Reputation: 3846
I want to filter rows if cell string contains anyone of the values in the predefined set.
For example, for following dataframe:
ids ids2 vals
0 a h a i 1
1 b z n a 2
2 f z c a 3
3 n i n h 4
I want following rows extracted (the rows which have 'h' or 'i' in the ids column):
ids ids2 vals
0 a h a i 1
3 n i n h 4
Code to generate dataframe:
d = pd.DataFrame({'vals': [1, 2, 3, 4], 'ids': ['a h', 'b z', 'f z', 'n i'],'ids2': ['a i', 'n a', 'c a', 'n h']})
What I have done so far:
d[d['ids'].str.contains('h')|d['ids'].str.contains('i')]

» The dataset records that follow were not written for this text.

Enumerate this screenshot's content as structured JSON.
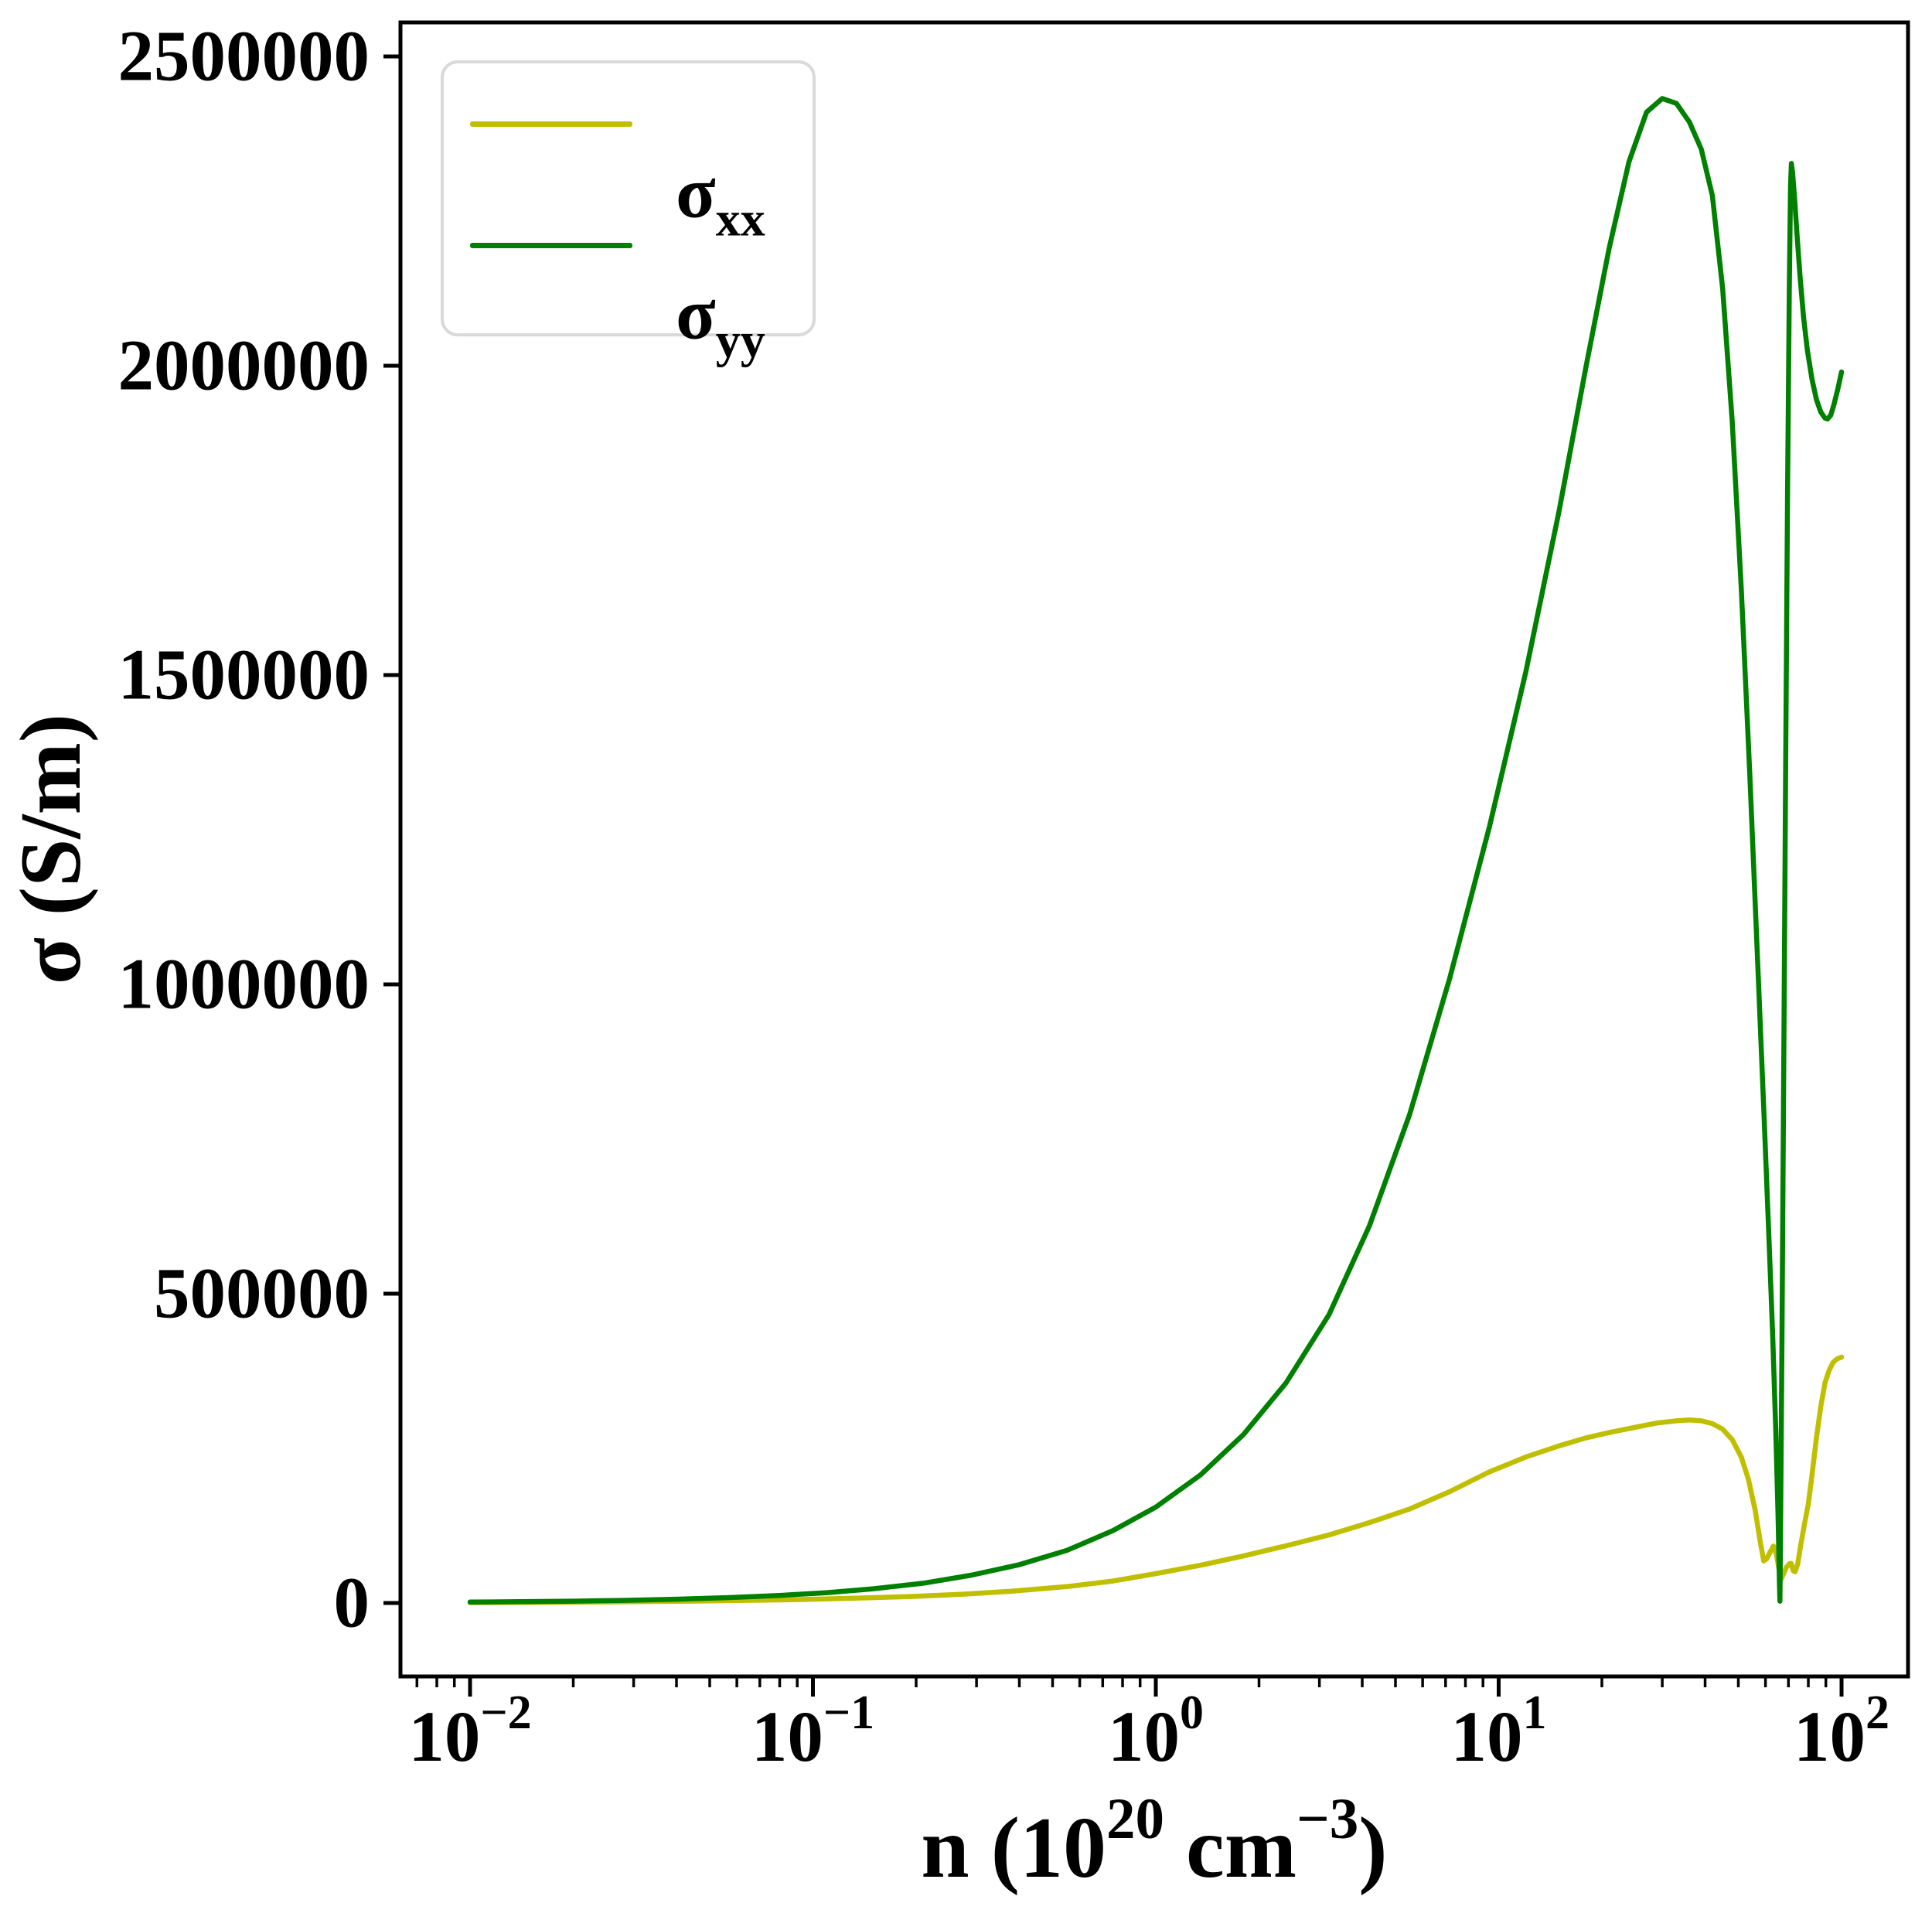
{
  "figure": {
    "background": "#ffffff"
  },
  "ylabel": {
    "text": "σ (S/m)"
  },
  "xlabel": {
    "prefix": "n (10",
    "sup1": "20",
    "mid": " cm",
    "sup2": "−3",
    "suffix": ")"
  },
  "legend": {
    "entries": [
      {
        "key": "sigma-xx",
        "main": "σ",
        "sub": "xx",
        "color": "#bfbf00"
      },
      {
        "key": "sigma-yy",
        "main": "σ",
        "sub": "yy",
        "color": "#008000"
      }
    ]
  },
  "chart_data": {
    "type": "line",
    "title": "",
    "xlabel": "n (10^20 cm^-3)",
    "ylabel": "σ (S/m)",
    "grid": false,
    "legend_position": "upper left",
    "x_axis": {
      "scale": "log",
      "tick_base": "10",
      "tick_exponents": [
        "−2",
        "−1",
        "0",
        "1",
        "2"
      ],
      "tick_exponent_values": [
        -2,
        -1,
        0,
        1,
        2
      ],
      "minor_subs": [
        2,
        3,
        4,
        5,
        6,
        7,
        8,
        9
      ],
      "xlim": [
        0.00627,
        156
      ]
    },
    "y_axis": {
      "tick_values": [
        0,
        500000,
        1000000,
        1500000,
        2000000,
        2500000
      ],
      "tick_labels": [
        "0",
        "500000",
        "1000000",
        "1500000",
        "2000000",
        "2500000"
      ],
      "ylim": [
        -121500,
        2551500
      ]
    },
    "series": [
      {
        "name": "σxx",
        "key": "sigma-xx",
        "color": "#bfbf00",
        "points": [
          [
            0.01,
            600
          ],
          [
            0.016,
            1000
          ],
          [
            0.025,
            1700
          ],
          [
            0.04,
            2700
          ],
          [
            0.06,
            4000
          ],
          [
            0.09,
            5500
          ],
          [
            0.13,
            7600
          ],
          [
            0.19,
            10400
          ],
          [
            0.27,
            14000
          ],
          [
            0.38,
            19000
          ],
          [
            0.55,
            26500
          ],
          [
            0.75,
            35500
          ],
          [
            1,
            47500
          ],
          [
            1.35,
            61000
          ],
          [
            1.8,
            76000
          ],
          [
            2.4,
            92500
          ],
          [
            3.2,
            110000
          ],
          [
            4.2,
            130000
          ],
          [
            5.5,
            152000
          ],
          [
            7.2,
            180000
          ],
          [
            9.4,
            212000
          ],
          [
            12,
            236000
          ],
          [
            15,
            254000
          ],
          [
            18,
            267000
          ],
          [
            21,
            275500
          ],
          [
            25,
            284000
          ],
          [
            29,
            291000
          ],
          [
            33,
            294500
          ],
          [
            36,
            296000
          ],
          [
            39,
            294500
          ],
          [
            42,
            290000
          ],
          [
            45,
            281000
          ],
          [
            48,
            264000
          ],
          [
            51,
            236000
          ],
          [
            53.5,
            200000
          ],
          [
            56,
            150000
          ],
          [
            58,
            97000
          ],
          [
            59.3,
            68000
          ],
          [
            60.5,
            71500
          ],
          [
            62,
            83000
          ],
          [
            63.3,
            92000
          ],
          [
            64.5,
            80000
          ],
          [
            65.6,
            57000
          ],
          [
            66.6,
            38000
          ],
          [
            67.6,
            46000
          ],
          [
            69,
            57500
          ],
          [
            70.5,
            63500
          ],
          [
            71.3,
            64000
          ],
          [
            72.3,
            52000
          ],
          [
            73.2,
            50500
          ],
          [
            74.5,
            63000
          ],
          [
            76,
            93000
          ],
          [
            78,
            128000
          ],
          [
            80,
            160000
          ],
          [
            82,
            207000
          ],
          [
            84.5,
            268000
          ],
          [
            87,
            318000
          ],
          [
            89.5,
            356000
          ],
          [
            92,
            376000
          ],
          [
            94.5,
            389000
          ],
          [
            97,
            394500
          ],
          [
            100,
            397500
          ]
        ]
      },
      {
        "name": "σyy",
        "key": "sigma-yy",
        "color": "#008000",
        "points": [
          [
            0.01,
            1500
          ],
          [
            0.014,
            2100
          ],
          [
            0.02,
            3000
          ],
          [
            0.028,
            4300
          ],
          [
            0.04,
            6100
          ],
          [
            0.056,
            8600
          ],
          [
            0.08,
            12200
          ],
          [
            0.11,
            16800
          ],
          [
            0.15,
            23000
          ],
          [
            0.21,
            32000
          ],
          [
            0.29,
            45000
          ],
          [
            0.4,
            62000
          ],
          [
            0.55,
            85000
          ],
          [
            0.75,
            117000
          ],
          [
            1,
            155000
          ],
          [
            1.35,
            207000
          ],
          [
            1.8,
            272000
          ],
          [
            2.4,
            356000
          ],
          [
            3.2,
            466000
          ],
          [
            4.2,
            610000
          ],
          [
            5.5,
            790000
          ],
          [
            7.2,
            1010000
          ],
          [
            9.4,
            1255000
          ],
          [
            12,
            1505000
          ],
          [
            15,
            1765000
          ],
          [
            18,
            2000000
          ],
          [
            21,
            2190000
          ],
          [
            24,
            2330000
          ],
          [
            27,
            2410000
          ],
          [
            30,
            2432000
          ],
          [
            33,
            2424000
          ],
          [
            36,
            2394000
          ],
          [
            39,
            2350000
          ],
          [
            42,
            2275000
          ],
          [
            45,
            2125000
          ],
          [
            48,
            1910000
          ],
          [
            51,
            1640000
          ],
          [
            54,
            1340000
          ],
          [
            57,
            1030000
          ],
          [
            59.5,
            780000
          ],
          [
            61.5,
            580000
          ],
          [
            63,
            430000
          ],
          [
            64.3,
            280000
          ],
          [
            65.3,
            140000
          ],
          [
            65.9,
            30000
          ],
          [
            66.1,
            3000
          ],
          [
            66.4,
            120000
          ],
          [
            67,
            420000
          ],
          [
            67.8,
            860000
          ],
          [
            68.7,
            1350000
          ],
          [
            69.6,
            1800000
          ],
          [
            70.4,
            2120000
          ],
          [
            71,
            2290000
          ],
          [
            71.4,
            2327000
          ],
          [
            72,
            2312000
          ],
          [
            73,
            2268000
          ],
          [
            74.3,
            2205000
          ],
          [
            75.8,
            2140000
          ],
          [
            77.5,
            2078000
          ],
          [
            79.5,
            2025000
          ],
          [
            82,
            1978000
          ],
          [
            84.5,
            1945000
          ],
          [
            87,
            1925000
          ],
          [
            89.5,
            1915500
          ],
          [
            91,
            1914000
          ],
          [
            93,
            1920000
          ],
          [
            95,
            1937000
          ],
          [
            97.5,
            1962000
          ],
          [
            100,
            1990000
          ]
        ]
      }
    ]
  }
}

Here the predefined set is small and contains is case sensitive. Is there a way I can do this either with case-insensitivity or using some list contains method. I tried doing this:
d[len(re.findall('h|i',d['ids'].str,re.IGNORECASE)) > 0]
but it gives me TypeError: expected string or bytes-like object
.
or this:
data[any(d['name'].str.contains(x) for x in ['h','i'])]
gives error: KeyError: 'name'
Can someone help me with this?
Upvotes: 1
Views: 4342
Reputation: 394031
You can do this easily by passing a regex that joins the terms:
In [132]:
d[~d['ids'].str.contains('h|i', case=False)]
Out[132]:
ids ids2 vals
1 b z n a 2
2 f z c a 3
Upvotes: 1
Reputation: 341
Use case = False
to make it case-insensitive:
d[d['ids'].str.contains('h', case=False)|d['ids'].str.contains('i',case=False)]
This is definitely a little roundabout but it will work:
letters = ['h', 'i']
d[d['ids'].str.split().apply(lambda x: len(set(x).intersection(set(letters))))>0]
Upvotes: 2